Now that the world has entered the next millennium, we are seeing the emergence of an interdependent global economy that is characterized by faster communication, transportation, and financial flows, all of which are creating new marketing opportunities and challenges. Given these circumstances, it could be argued that companies face a deceptively straightforward and stark choice: they must either respond to the challenges posed by this new environment, or recognize and accept the long-term consequences of failing to do so. This need to respond is not confined to firms of a certain size or particular industries. It is a change that to a greater or lesser extent will ultimately affect companies of all sizes in virtually all markets. The pressures of the international environment are now so great, and the bases of competition within many markets are changing so fundamentally, that the opportunities to survive with a purely domestic strategy are increasingly limited to small and medium-sized companies in local niche markets.
Perhaps partly because of the rapid evolution of international marketing, a vast array of terms have emerged that suggest various facets of international marketing. Clarification of these terms is a necessary first step before we can discuss this topic more thoroughly.

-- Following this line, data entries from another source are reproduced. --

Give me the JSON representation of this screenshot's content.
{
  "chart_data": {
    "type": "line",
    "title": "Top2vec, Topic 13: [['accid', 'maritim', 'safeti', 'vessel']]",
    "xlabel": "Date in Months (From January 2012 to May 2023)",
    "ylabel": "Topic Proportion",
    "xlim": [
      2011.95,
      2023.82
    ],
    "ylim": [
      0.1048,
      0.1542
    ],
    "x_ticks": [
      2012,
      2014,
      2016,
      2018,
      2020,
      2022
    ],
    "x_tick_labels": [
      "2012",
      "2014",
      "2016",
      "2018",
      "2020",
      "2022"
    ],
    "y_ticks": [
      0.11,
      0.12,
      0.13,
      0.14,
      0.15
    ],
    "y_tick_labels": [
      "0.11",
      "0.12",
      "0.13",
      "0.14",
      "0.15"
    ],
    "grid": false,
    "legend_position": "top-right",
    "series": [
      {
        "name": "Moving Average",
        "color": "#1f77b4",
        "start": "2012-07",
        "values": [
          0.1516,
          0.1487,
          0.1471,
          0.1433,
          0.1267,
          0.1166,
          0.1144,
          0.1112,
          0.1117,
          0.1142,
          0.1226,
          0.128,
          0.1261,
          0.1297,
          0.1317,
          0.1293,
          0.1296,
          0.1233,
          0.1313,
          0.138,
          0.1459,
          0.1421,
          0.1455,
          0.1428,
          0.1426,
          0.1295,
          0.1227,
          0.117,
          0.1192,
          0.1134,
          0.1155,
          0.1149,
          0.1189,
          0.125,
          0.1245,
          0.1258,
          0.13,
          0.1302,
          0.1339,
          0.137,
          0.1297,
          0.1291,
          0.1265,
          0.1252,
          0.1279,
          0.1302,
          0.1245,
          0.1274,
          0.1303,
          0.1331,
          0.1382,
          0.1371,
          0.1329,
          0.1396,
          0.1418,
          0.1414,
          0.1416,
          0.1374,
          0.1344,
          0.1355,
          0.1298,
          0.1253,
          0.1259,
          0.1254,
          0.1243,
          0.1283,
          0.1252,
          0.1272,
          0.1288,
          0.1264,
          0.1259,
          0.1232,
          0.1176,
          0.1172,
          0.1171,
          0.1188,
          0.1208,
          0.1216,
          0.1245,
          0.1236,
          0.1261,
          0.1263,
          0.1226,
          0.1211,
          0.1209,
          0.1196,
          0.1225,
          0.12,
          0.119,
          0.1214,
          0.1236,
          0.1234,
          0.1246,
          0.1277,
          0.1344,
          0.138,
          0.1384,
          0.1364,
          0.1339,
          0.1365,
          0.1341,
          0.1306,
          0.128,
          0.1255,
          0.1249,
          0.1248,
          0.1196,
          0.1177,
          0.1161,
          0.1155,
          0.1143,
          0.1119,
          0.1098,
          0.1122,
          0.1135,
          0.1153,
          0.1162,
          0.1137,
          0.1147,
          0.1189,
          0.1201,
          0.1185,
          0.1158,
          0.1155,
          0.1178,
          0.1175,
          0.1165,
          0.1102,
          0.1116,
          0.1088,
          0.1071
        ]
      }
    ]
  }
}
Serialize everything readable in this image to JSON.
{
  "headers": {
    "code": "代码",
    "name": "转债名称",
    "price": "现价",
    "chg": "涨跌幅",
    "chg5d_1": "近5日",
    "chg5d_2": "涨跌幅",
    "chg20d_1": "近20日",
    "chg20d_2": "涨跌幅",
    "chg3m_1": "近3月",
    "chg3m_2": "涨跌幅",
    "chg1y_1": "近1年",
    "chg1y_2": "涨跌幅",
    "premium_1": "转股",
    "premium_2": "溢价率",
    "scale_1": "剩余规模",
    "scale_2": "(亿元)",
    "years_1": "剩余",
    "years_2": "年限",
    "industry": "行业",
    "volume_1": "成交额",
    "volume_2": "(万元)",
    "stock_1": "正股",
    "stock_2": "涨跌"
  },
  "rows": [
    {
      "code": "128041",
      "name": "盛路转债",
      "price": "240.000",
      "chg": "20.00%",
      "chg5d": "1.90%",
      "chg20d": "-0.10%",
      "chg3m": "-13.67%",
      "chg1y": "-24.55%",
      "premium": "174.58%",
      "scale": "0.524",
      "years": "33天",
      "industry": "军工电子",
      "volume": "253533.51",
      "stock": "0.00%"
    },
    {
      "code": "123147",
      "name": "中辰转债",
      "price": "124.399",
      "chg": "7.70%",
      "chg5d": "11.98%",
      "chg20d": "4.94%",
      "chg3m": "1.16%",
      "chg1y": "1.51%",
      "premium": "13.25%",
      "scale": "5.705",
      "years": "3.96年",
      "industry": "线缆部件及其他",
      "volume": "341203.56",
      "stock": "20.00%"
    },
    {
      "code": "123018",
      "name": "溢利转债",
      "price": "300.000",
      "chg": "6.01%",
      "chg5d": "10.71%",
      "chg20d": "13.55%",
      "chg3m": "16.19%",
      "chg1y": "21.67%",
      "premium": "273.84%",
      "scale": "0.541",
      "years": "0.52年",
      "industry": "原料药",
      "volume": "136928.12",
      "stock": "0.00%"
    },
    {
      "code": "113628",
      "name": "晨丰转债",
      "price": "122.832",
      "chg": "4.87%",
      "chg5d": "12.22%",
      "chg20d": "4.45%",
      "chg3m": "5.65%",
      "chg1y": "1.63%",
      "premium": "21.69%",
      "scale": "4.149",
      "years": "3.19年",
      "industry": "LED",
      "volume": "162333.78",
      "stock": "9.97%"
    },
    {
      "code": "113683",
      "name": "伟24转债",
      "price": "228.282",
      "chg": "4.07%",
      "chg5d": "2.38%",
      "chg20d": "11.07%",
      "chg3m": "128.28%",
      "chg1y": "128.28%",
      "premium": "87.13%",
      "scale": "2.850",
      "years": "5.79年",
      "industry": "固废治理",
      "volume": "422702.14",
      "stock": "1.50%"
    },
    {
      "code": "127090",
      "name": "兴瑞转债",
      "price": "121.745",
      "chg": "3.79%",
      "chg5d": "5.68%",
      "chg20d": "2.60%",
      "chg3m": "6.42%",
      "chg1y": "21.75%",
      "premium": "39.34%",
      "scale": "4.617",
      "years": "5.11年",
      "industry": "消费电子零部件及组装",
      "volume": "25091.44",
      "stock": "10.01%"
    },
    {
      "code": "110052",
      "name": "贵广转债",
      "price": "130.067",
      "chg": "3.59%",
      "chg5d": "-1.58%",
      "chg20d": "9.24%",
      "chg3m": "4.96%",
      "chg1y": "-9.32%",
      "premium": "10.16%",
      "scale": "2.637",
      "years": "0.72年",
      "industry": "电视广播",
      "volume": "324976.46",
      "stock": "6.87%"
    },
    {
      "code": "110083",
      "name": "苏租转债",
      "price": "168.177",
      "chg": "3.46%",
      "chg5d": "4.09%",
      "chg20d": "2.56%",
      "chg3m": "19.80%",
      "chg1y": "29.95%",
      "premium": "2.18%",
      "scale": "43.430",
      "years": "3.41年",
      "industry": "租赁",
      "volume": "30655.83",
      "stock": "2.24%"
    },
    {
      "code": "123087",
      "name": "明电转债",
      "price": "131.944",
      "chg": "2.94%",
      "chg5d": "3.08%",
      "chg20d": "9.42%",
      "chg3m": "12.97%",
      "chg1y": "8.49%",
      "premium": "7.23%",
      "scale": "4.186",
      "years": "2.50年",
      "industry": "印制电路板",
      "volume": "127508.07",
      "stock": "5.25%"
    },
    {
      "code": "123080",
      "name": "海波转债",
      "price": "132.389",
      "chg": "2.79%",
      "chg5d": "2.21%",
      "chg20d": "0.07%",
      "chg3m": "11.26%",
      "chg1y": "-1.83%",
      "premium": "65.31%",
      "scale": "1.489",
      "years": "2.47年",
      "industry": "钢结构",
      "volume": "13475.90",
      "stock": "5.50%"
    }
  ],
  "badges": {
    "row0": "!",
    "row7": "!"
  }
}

Let us begin with the assumption that the marketing process outlined and discussed in “INTRODUCING MARKETING”, “UNDERSTANDING AND APPROACHING THE MARKET”, “MARKETING RESEARCH: AN AID TO DECISION MAKING”, and “UNDERSTANDING BUYER BEHAVIOR” is just as applicable to domestic marketing as to international marketing. In both markets, we are goal-driven, do necessary marketing research, select target markets, employ the various tools of marketing (i.e. product, pricing, distribution, communication), develop a budget, and check our results. However, the uncontrollable factors such as culture, social, legal, and economic factors, along with the political and competitive environment, all create the need for a myriad of adjustments in the marketing management process.
At its simplest level, international marketing involves the firm in making one or more marketing decisions across national boundaries. At its most complex, it involves the firm in establishing manufacturing and marketing facilities overseas and coordinating marketing strategies across markets. Thus, how international marketing is defined and interpreted depends on the level of involvement of the company in the international marketplace. Therefore, the following possibilities exist:
- Domestic marketing. This involves the company manipulating a series of controllable variables, such as price, advertising, distribution, and the product, in a largely uncontrollable external environment that is made up of different economic structures, competitors, cultural values, and legal infrastructure within specific political or geographic country boundaries.
- International marketing. This involves the company operating across several markets in which not only do the uncontrollable variables differ significantly between market and another, but the controllable factors in the fonn of cost and price structures, opportunities for advertising, and distributive infrastructure are also likely to differ significantly. Degree of commitment is expressed as follows:
- Export marketing. In this case the firm markets its goods and/or services national/political boundaries.
- Multinational marketing. Here the marketing activities of an organization include activities, interests, or operations in more than one country, and where there is some kind of influence or control of marketing activities from outside the country in which the goods or services will actually be sold. Each of these markets is typically perceived to be independent and a profit center in its own right.
- Global marketing. The entire organization focuses on the selection and exploration of global marketing opportunities and marshals resources around the globe with the objective of achieving a global competitive advantage. The primary objective of the company is to achieve a synergy in the overall operation, so that by taking advantage of different exchange rates, tax rate, labor rates, skill levels, and market opportunities, the organization as a whole will be greater than the sum of its parts.1
Thus Toyota Motors started out as a domestic marketer, eventually exported its cars to a few regional markets, grew to become a multinational marketer, and today is a true global marketer, building manufacturing plants in the foreign country as well as hiring local labor, using local ad agencies, and complying to that country's cultural mores. As it moved from one level to the next, it also revised attitudes toward marketing and the underlying philosophy of business.
Ultimately, the successful marketer is the one who is best able to manipulate the controllable tools of the marketing mix within the uncontrollable environment. The principal reason for failure in international marketing results from a company not conducting the necessary research, and as a consequence, misunderstanding the differences and nuances of the marketing environment within the country that has been targeted.